Die Partys waren eine Katastrophe – die Rinderhallen St. Marx eiskalt. Und im Nestroy-Hof durfte man weder rauchen noch tanzen. So die eine Sicht der Dinge. Es gibt (zumindest in Wien) immer noch eine zweite: Die Installation mit den roten Vorhängen von Heimo Zobernig bei der Eröffnungsparty war eine Wucht. Und im Nestroy-Hof hat man sich endlich einmal ungestört unterhalten können. Also wie jetzt?

Die Wiener Kunstszene ist ein wenig schizophren. Am besten ist das seit sechs Jahren bei der „Viennafair“ zu beobachten, Wiens erster professioneller und internationaler Messe für zeitgenössische Kunst am Wiener Messegelände. Den Hallenplan kann man, ist man gemein, einfach in der Mitte umknicken. Dann findet man vorne, beim Eingang, die international agierende Wiener Galerienszene (und die intern am besten Vernetzten). Im hinteren Teil, nahe der monströsen Land-Niederösterreich-Tribüne, tummeln sich eher die lokalen Großen und Kleinen.

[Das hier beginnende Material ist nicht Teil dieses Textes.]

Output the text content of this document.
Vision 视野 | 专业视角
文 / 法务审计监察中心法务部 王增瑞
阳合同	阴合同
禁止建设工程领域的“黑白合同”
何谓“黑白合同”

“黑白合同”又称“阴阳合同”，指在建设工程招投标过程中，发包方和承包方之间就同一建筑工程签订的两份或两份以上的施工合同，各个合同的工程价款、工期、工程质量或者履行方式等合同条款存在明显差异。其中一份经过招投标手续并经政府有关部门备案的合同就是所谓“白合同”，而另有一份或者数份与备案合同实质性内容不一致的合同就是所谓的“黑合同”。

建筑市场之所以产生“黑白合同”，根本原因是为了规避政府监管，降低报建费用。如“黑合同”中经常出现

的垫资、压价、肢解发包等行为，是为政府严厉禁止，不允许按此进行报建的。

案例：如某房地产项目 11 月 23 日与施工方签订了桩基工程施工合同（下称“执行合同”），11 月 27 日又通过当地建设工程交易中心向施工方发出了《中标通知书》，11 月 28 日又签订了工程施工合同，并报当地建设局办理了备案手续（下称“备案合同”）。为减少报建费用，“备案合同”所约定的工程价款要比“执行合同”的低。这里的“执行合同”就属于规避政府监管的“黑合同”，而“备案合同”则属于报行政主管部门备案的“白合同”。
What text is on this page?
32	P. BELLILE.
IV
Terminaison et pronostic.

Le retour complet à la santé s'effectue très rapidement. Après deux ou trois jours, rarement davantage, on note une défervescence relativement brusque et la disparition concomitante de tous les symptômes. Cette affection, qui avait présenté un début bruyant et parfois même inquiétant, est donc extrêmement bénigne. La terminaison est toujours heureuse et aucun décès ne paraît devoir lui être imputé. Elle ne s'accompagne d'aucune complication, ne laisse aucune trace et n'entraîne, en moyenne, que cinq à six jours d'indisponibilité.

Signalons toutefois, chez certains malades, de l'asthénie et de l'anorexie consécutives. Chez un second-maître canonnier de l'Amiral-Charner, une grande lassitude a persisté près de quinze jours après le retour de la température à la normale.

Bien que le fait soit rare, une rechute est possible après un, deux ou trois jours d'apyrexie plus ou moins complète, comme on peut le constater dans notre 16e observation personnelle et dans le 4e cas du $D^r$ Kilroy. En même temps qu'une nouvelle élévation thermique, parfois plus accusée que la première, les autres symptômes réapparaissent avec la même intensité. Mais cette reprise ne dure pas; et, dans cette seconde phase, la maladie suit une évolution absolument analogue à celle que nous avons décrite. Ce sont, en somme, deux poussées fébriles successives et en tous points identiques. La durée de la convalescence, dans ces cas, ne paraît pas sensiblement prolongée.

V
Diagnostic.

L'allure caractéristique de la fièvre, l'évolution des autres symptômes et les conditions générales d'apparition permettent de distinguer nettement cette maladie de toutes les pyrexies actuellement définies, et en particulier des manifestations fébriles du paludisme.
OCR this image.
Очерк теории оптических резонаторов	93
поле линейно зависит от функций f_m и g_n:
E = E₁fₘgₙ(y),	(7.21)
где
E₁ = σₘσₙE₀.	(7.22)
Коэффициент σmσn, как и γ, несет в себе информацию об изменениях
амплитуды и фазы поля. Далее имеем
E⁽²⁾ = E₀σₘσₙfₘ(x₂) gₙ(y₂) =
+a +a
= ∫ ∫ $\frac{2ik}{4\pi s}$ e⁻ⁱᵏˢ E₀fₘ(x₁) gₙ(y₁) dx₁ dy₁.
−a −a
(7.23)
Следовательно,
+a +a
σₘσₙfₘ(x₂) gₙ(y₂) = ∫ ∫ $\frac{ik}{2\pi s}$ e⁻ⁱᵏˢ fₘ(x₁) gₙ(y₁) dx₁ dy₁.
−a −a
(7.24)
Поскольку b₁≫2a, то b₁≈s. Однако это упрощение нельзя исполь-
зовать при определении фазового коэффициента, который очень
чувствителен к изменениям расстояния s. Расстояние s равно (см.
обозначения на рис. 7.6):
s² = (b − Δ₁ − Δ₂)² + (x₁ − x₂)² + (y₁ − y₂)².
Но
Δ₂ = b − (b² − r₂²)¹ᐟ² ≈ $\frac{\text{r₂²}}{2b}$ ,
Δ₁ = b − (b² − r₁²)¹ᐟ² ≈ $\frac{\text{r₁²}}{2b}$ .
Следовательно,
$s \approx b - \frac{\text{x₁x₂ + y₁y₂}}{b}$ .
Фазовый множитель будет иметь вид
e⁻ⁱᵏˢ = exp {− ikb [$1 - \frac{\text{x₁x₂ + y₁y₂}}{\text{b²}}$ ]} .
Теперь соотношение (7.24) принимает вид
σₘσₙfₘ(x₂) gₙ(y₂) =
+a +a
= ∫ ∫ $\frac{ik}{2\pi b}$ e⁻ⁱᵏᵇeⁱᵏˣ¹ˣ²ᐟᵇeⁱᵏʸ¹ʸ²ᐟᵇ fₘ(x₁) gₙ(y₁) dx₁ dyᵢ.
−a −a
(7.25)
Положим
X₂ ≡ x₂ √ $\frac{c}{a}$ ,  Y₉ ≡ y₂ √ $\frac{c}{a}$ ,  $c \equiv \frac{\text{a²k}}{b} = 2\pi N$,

Alles hat Berechtigung. Skandal? Nein. Alles hat Berechtigung, wofür es einen Markt gibt. Und den scheint es für schwierige bis witzige Objektkunst junger Künstler mehr denn je zu geben (geht man nach dem Angebot in den Kojen). Aber auch für Werke älterer österreichischer Meister. Alles findet man auf der „Viennafair“, deren international ausstrahlendes Plus dennoch der Schwerpunkt auf die von der Erste Bank gesponserten Galerien aus Ost- und Südosteuropa ist. Ihr Angebot für das Publikum ist spannend, auch finanziell. Trotzdem herrschen, wie schon in den Jahren zuvor, eher lange Gesichter – das große Geschäft macht in Wien niemand (die Schlagzeilen der Euro-Krise taten heuer wohl ihr Übriges). Die wenigsten dieser Galerien kehren deshalb wieder, haben sie einmal den Sprung ins internationale Messegeschehen, nach Basel, London, geschafft. Ein erstes Sprungbrett ist Wien allemal. Das bisschen Treue müsste wohl mit anderen Taktiken eingefordert werden, hier gäbe es für die Messeleitung sicher noch Potenzial.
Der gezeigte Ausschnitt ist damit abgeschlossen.